Bitcoin is trading at $63,248.53 at press time, with a decline of 0.97% in the last 24 hours. BTC rebounded today from yesterday’s low of $61,310, which was its lowest level since February. The recent fall came as a result of heavy selling pressure, which caused heavy liquidations. Institutional weakness was also one of the key reasons for the sell-off.
Recently, CoinGlass data shows that the total crypto liquidations have reached the $1.1 billion mark in 24 hours. Most of the loss was suffered by long traders, as they had made losses amounting to almost $945 million.
Liquidations take place when leveraged positions are forcibly closed when prices go against traders. Bitcoin's price fell to breach its major support levels, leading to automatic selling of crypto assets, which further intensified the downward trend in the entire cryptocurrency ecosystem.
Altcoins also suffered. Ethereum moved below $1,800 and other major digital assets, including Solana and XRP, also suffered heavy losses. XRP also set new lows for the year in the same trading session.
The market decline intensified after Strategy disclosed its first Bitcoin sale in over 4 years on Monday. The company sold 32 BTC for approximately $2.5 million to fund preferred stock dividend distributions, weighing on market sentiment.
The company's Bitcoin position is now facing its largest-ever unrealized loss, estimated at around $10.8 billion, according to a Thursday X post by The Kobeissi Letter. The post estimates that after six years of Bitcoin accumulation, Strategy is currently down roughly 17% on its aggregate position.
Also, Bitcoin Exchange Traded Funds (ETFs) extend streaks of 14 days of outflows, aligning with the recent downturn. SoSoValue data show BTC ETFs recorded $396.60 million in outflows on Thursday
and investors cut spot Bitcoin ETF exposure by nearly 52,000 BTC in Q1.
Macroeconomic uncertainty was also a factor, as investors waited for crucial US jobs data. The Crypto Fear & Greed Index reached the “Extreme Fear” zone.
Also Read: Why Bitcoin is Becoming a Strategic Asset for Institutions
BTC extends its six-day bearish phase after losing the former rising trendline that now acts as resistance near $71,675. The BTC price remains far below the 50-, 100-, and 200-day Exponential Moving Averages (EMAs), which suggests a bearish outlook.
The Relative Strength Index (RSI) is deeply oversold at 17.37 on the daily chart and the Moving Average Convergence Divergence (MACD) extends further into negative territory.
On the downside, the key support is at $60,000. A decisive break below this base would open the door to a deeper slide. On the upside, initial resistance is seen at $65,000, followed by the uptrend trendline around $71,675
1. Why did Bitcoin fall below $63,000?
Bitcoin declined given a combination of heavy liquidations, continued spot Bitcoin ETF outflows, macroeconomic uncertainty, and weakening market sentiment. The sell-off intensified after key support levels were breached, triggering automatic liquidations.

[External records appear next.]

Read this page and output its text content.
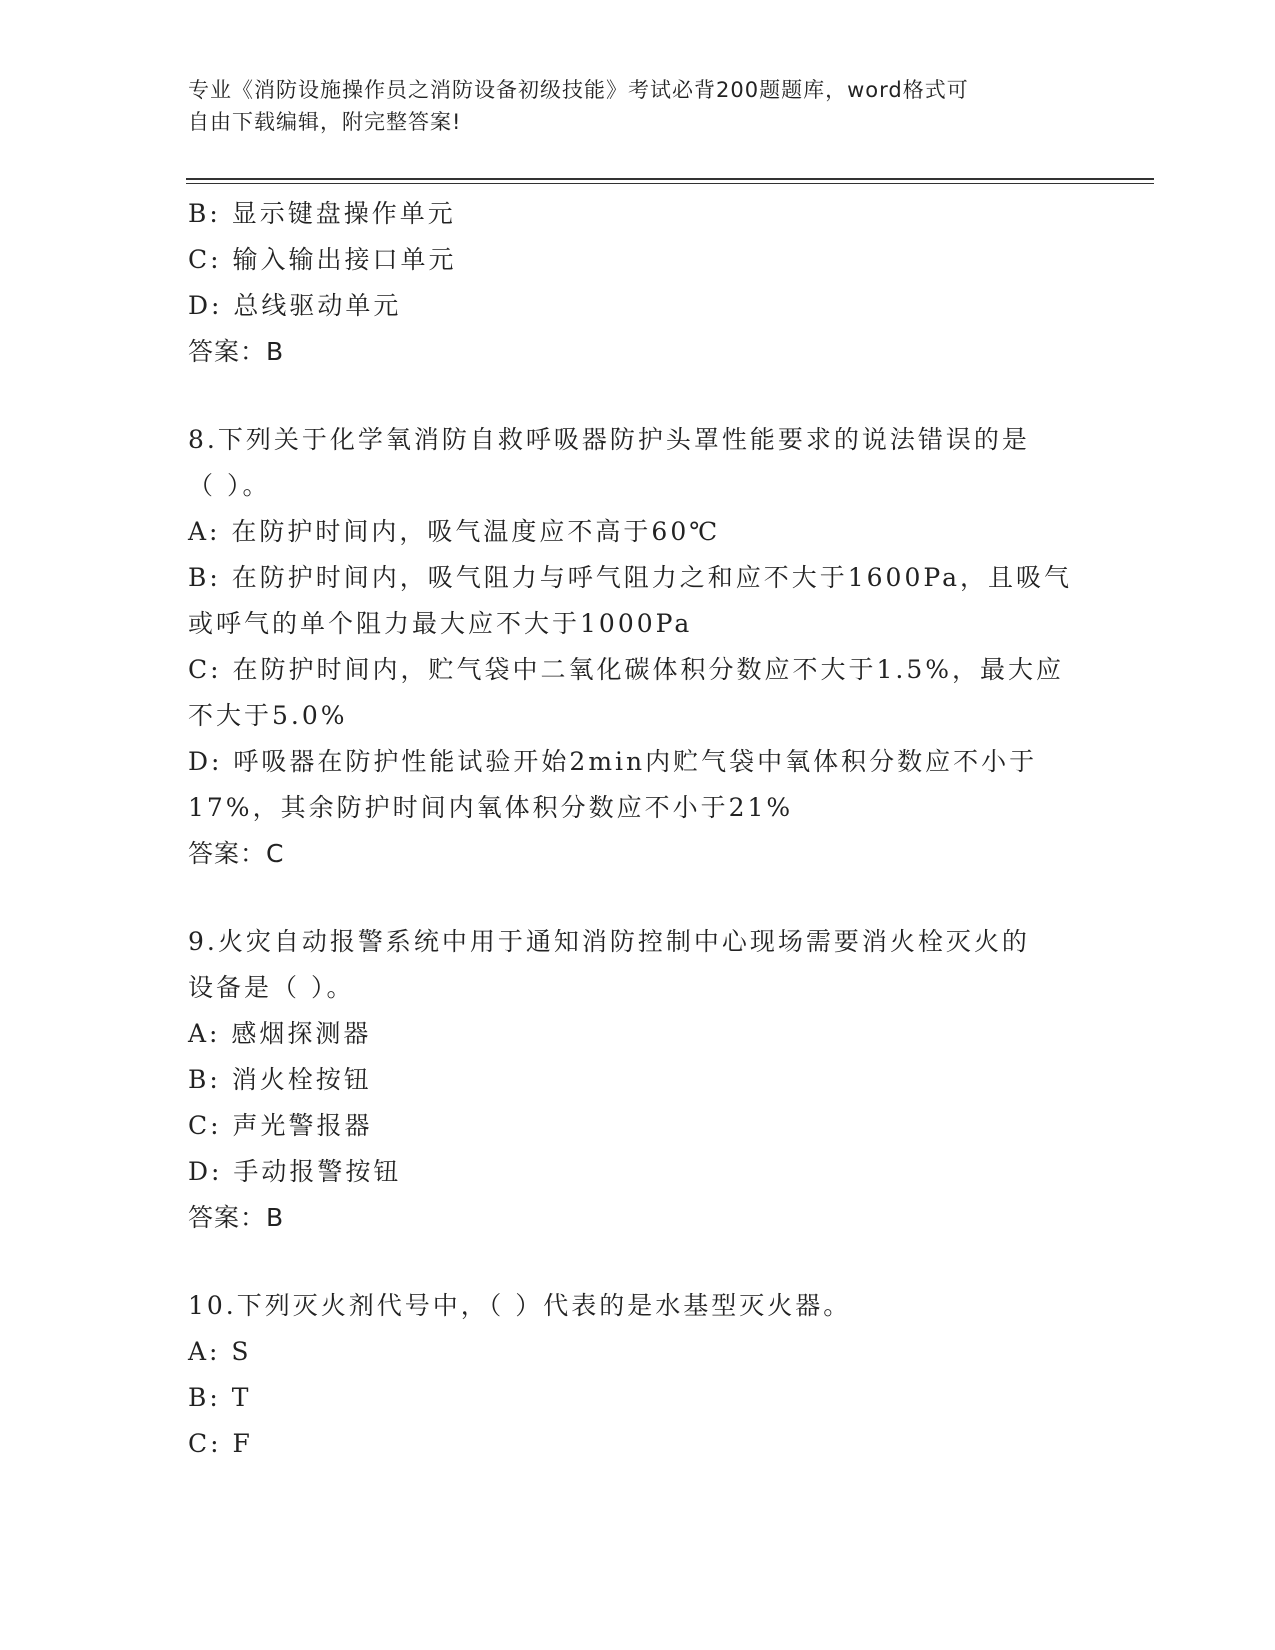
专业《消防设施操作员之消防设备初级技能》考试必背200题题库，word格式可
自由下载编辑，附完整答案!
B: 显示键盘操作单元
C: 输入输出接口单元
D: 总线驱动单元
答案：B
8.下列关于化学氧消防自救呼吸器防护头罩性能要求的说法错误的是
（ ）。
A: 在防护时间内，吸气温度应不高于60℃
B: 在防护时间内，吸气阻力与呼气阻力之和应不大于1600Pa，且吸气
或呼气的单个阻力最大应不大于1000Pa
C: 在防护时间内，贮气袋中二氧化碳体积分数应不大于1.5%，最大应
不大于5.0%
D: 呼吸器在防护性能试验开始2min内贮气袋中氧体积分数应不小于
17%，其余防护时间内氧体积分数应不小于21%
答案：C
9.火灾自动报警系统中用于通知消防控制中心现场需要消火栓灭火的
设备是（ ）。
A: 感烟探测器
B: 消火栓按钮
C: 声光警报器
D: 手动报警按钮
答案：B
10.下列灭火剂代号中，（ ）代表的是水基型灭火器。
A: S
B: T
C: F
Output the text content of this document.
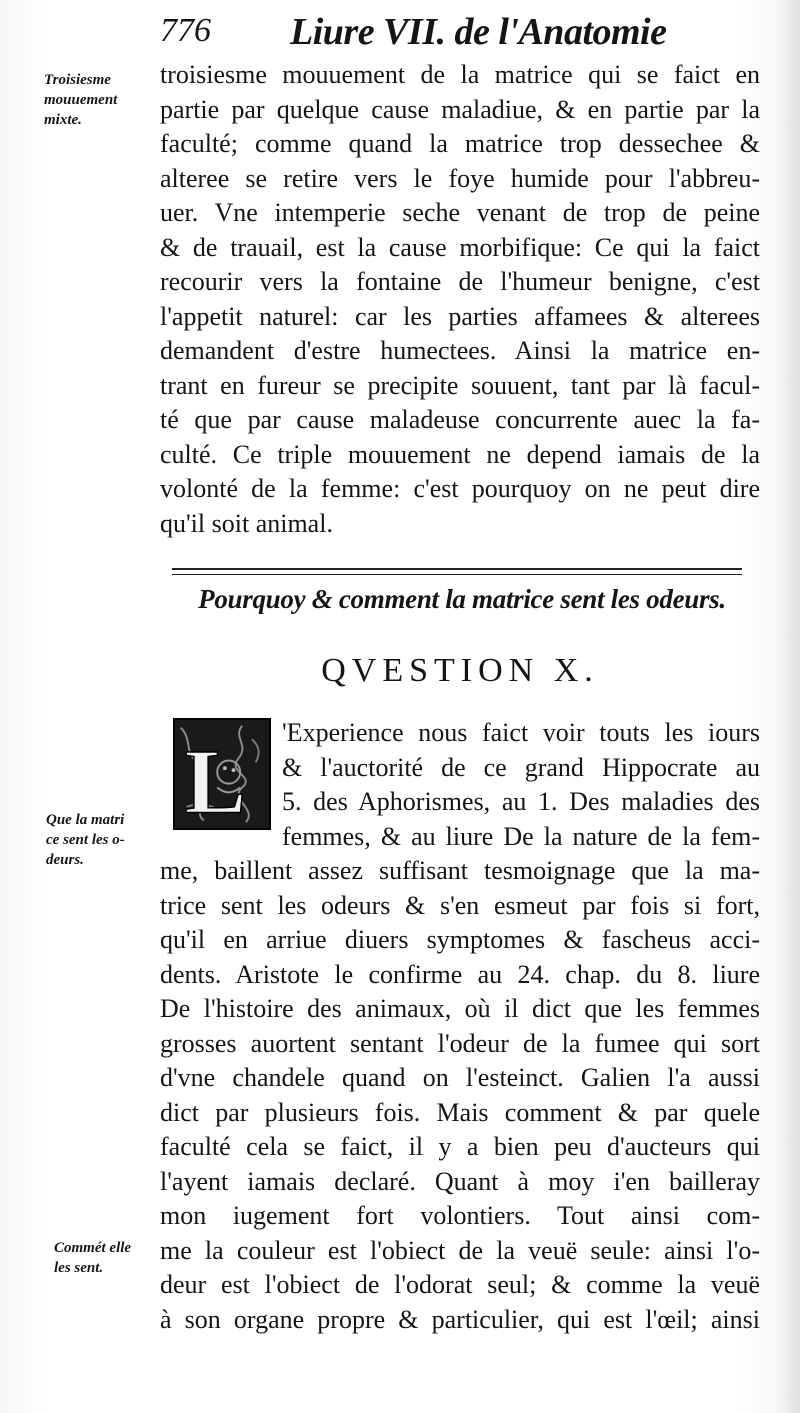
776 Liure VII. de l'Anatomie
Troisiesme
mouuement
mixte.
Que la matri
ce sent les o-
deurs.
Commét elle
les sent.
troisiesme mouuement de la matrice qui se faict en
partie par quelque cause maladiue, & en partie par la
faculté; comme quand la matrice trop dessechee &
alteree se retire vers le foye humide pour l'abbreu-
uer. Vne intemperie seche venant de trop de peine
& de trauail, est la cause morbifique: Ce qui la faict
recourir vers la fontaine de l'humeur benigne, c'est
l'appetit naturel: car les parties affamees & alterees
demandent d'estre humectees. Ainsi la matrice en-
trant en fureur se precipite souuent, tant par là facul-
té que par cause maladeuse concurrente auec la fa-
culté. Ce triple mouuement ne depend iamais de la
volonté de la femme: c'est pourquoy on ne peut dire
qu'il soit animal.
Pourquoy & comment la matrice sent les odeurs.
QVESTION X.
L 'Experience nous faict voir touts les iours
& l'auctorité de ce grand Hippocrate au
5. des Aphorismes, au 1. Des maladies des
femmes, & au liure De la nature de la fem-
me, baillent assez suffisant tesmoignage que la ma-
trice sent les odeurs & s'en esmeut par fois si fort,
qu'il en arriue diuers symptomes & fascheus acci-
dents. Aristote le confirme au 24. chap. du 8. liure
De l'histoire des animaux, où il dict que les femmes
grosses auortent sentant l'odeur de la fumee qui sort
d'vne chandele quand on l'esteinct. Galien l'a aussi
dict par plusieurs fois. Mais comment & par quele
faculté cela se faict, il y a bien peu d'aucteurs qui
l'ayent iamais declaré. Quant à moy i'en bailleray
mon iugement fort volontiers. Tout ainsi com-
me la couleur est l'obiect de la veuë seule: ainsi l'o-
deur est l'obiect de l'odorat seul; & comme la veuë
à son organe propre & particulier, qui est l'œil; ainsi
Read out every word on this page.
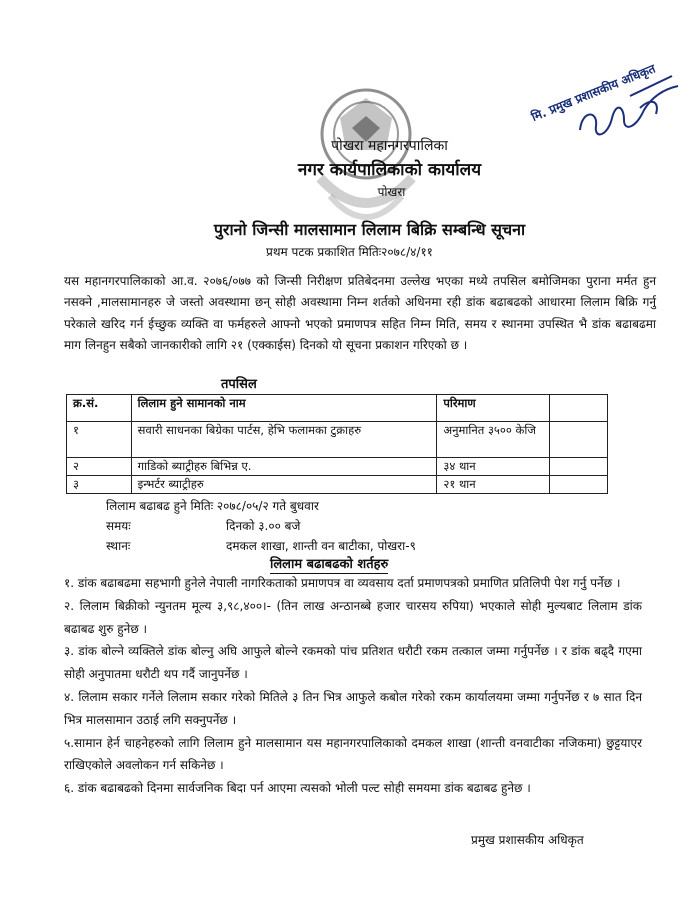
पोखरा महानगरपालिका
नगर कार्यपालिकाको कार्यालय
पोखरा
पुरानो जिन्सी मालसामान लिलाम बिक्रि सम्बन्धि सूचना
प्रथम पटक प्रकाशित मितिः२०७८/४/११
मि. प्रमुख प्रशासकीय अधिकृत
यस महानगरपालिकाको आ.व. २०७६/०७७ को जिन्सी निरीक्षण प्रतिबेदनमा उल्लेख भएका मध्ये तपसिल बमोजिमका पुराना मर्मत हुन नसक्ने ,मालसामानहरु जे जस्तो अवस्थामा छन् सोही अवस्थामा निम्न शर्तको अधिनमा रही डांक बढाबढको आधारमा लिलाम बिक्रि गर्नु परेकाले खरिद गर्न ईच्छुक व्यक्ति वा फर्महरुले आफ्नो भएको प्रमाणपत्र सहित निम्न मिति, समय र स्थानमा उपस्थित भै डांक बढाबढमा माग लिनहुन सबैको जानकारीको लागि २१ (एक्काईस) दिनको यो सूचना प्रकाशन गरिएको छ ।
तपसिल
क्र.सं.	लिलाम हुने सामानको नाम	परिमाण	
१	सवारी साधनका बिग्रेका पार्टस, हेभि फलामका टुक्राहरु	अनुमानित ३५०० केजि	
२	गाडिको ब्याट्रीहरु बिभिन्न ए.	३४ थान	
३	इन्भर्टर ब्याट्रीहरु	२१ थान	
लिलाम बढाबढ हुने मितिः २०७८/०५/२ गते बुधवार
समयः	दिनको ३.०० बजे
स्थानः	दमकल शाखा, शान्ती वन बाटीका, पोखरा-९
लिलाम बढाबढको शर्तहरु

१. डांक बढाबढमा सहभागी हुनेले नेपाली नागरिकताको प्रमाणपत्र वा व्यवसाय दर्ता प्रमाणपत्रको प्रमाणित प्रतिलिपी पेश गर्नु पर्नेछ ।

२. लिलाम बिक्रीको न्युनतम मूल्य ३,९८,४००।- (तिन लाख अन्ठानब्बे हजार चारसय रुपिया) भएकाले सोही मुल्यबाट लिलाम डांक बढाबढ शुरु हुनेछ ।

३. डांक बोल्ने व्यक्तिले डांक बोल्नु अघि आफुले बोल्ने रकमको पांच प्रतिशत धरौटी रकम तत्काल जम्मा गर्नुपर्नेछ । र डांक बढ्दै गएमा सोही अनुपातमा धरौटी थप गर्दै जानुपर्नेछ ।

४. लिलाम सकार गर्नेले लिलाम सकार गरेको मितिले ३ तिन भित्र आफुले कबोल गरेको रकम कार्यालयमा जम्मा गर्नुपर्नेछ र ७ सात दिन भित्र मालसामान उठाई लगि सक्नुपर्नेछ ।

५.सामान हेर्न चाहनेहरुको लागि लिलाम हुने मालसामान यस महानगरपालिकाको दमकल शाखा (शान्ती वनवाटीका नजिकमा) छुट्टयाएर राखिएकोले अवलोकन गर्न सकिनेछ ।

६. डांक बढाबढको दिनमा सार्वजनिक बिदा पर्न आएमा त्यसको भोली पल्ट सोही समयमा डांक बढाबढ हुनेछ ।

प्रमुख प्रशासकीय अधिकृत
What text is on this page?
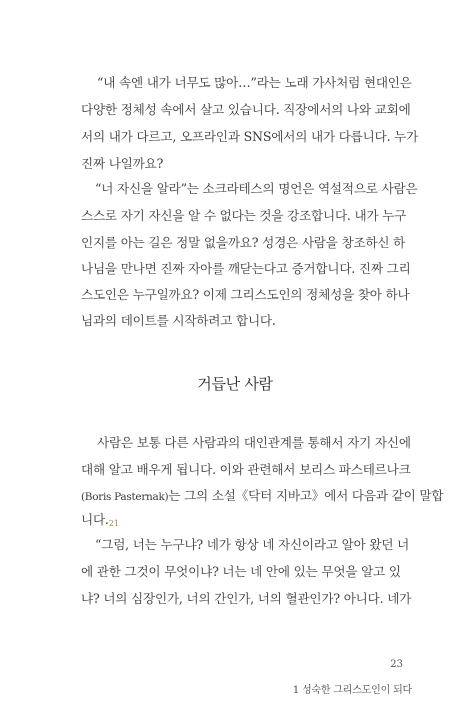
“내 속엔 내가 너무도 많아…”라는 노래 가사처럼 현대인은
다양한 정체성 속에서 살고 있습니다. 직장에서의 나와 교회에
서의 내가 다르고, 오프라인과 SNS에서의 내가 다릅니다. 누가
진짜 나일까요?
“너 자신을 알라”는 소크라테스의 명언은 역설적으로 사람은
스스로 자기 자신을 알 수 없다는 것을 강조합니다. 내가 누구
인지를 아는 길은 정말 없을까요? 성경은 사람을 창조하신 하
나님을 만나면 진짜 자아를 깨닫는다고 증거합니다. 진짜 그리
스도인은 누구일까요? 이제 그리스도인의 정체성을 찾아 하나
님과의 데이트를 시작하려고 합니다.
거듭난 사람
사람은 보통 다른 사람과의 대인관계를 통해서 자기 자신에
대해 알고 배우게 됩니다. 이와 관련해서 보리스 파스테르나크
(Boris Pasternak)는 그의 소설《닥터 지바고》에서 다음과 같이 말합
니다.21
“그럼, 너는 누구냐? 네가 항상 네 자신이라고 알아 왔던 너
에 관한 그것이 무엇이냐? 너는 네 안에 있는 무엇을 알고 있
냐? 너의 심장인가, 너의 간인가, 너의 혈관인가? 아니다. 네가
23
1 성숙한 그리스도인이 되다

2. What is a crypto liquidation event?
A liquidation occurs when leveraged trading positions are forcibly closed as traders can no longer meet margin requirements. Large liquidation events often accelerate price declines as forced selling adds further pressure to the market.
3. Why are Bitcoin ETF outflows important?
Spot Bitcoin ETFs provide a measure of institutional demand for Bitcoin. Sustained outflows suggest investors are reducing exposure, which can weaken market sentiment and increase selling pressure on the cryptocurrency.
4. What are the key Bitcoin price levels to watch?
The major support level is currently around $60,000, while immediate resistance is near $65,000. A break below support could trigger further downside, while reclaiming resistance may improve short-term sentiment.
5. Is the current Bitcoin dip a buying opportunity?
Some investors view the correction as a chance to accumulate Bitcoin at lower prices, especially given its long-term track record. However, elevated volatility and weak technical indicators suggest investors should remain cautious and manage risk carefully.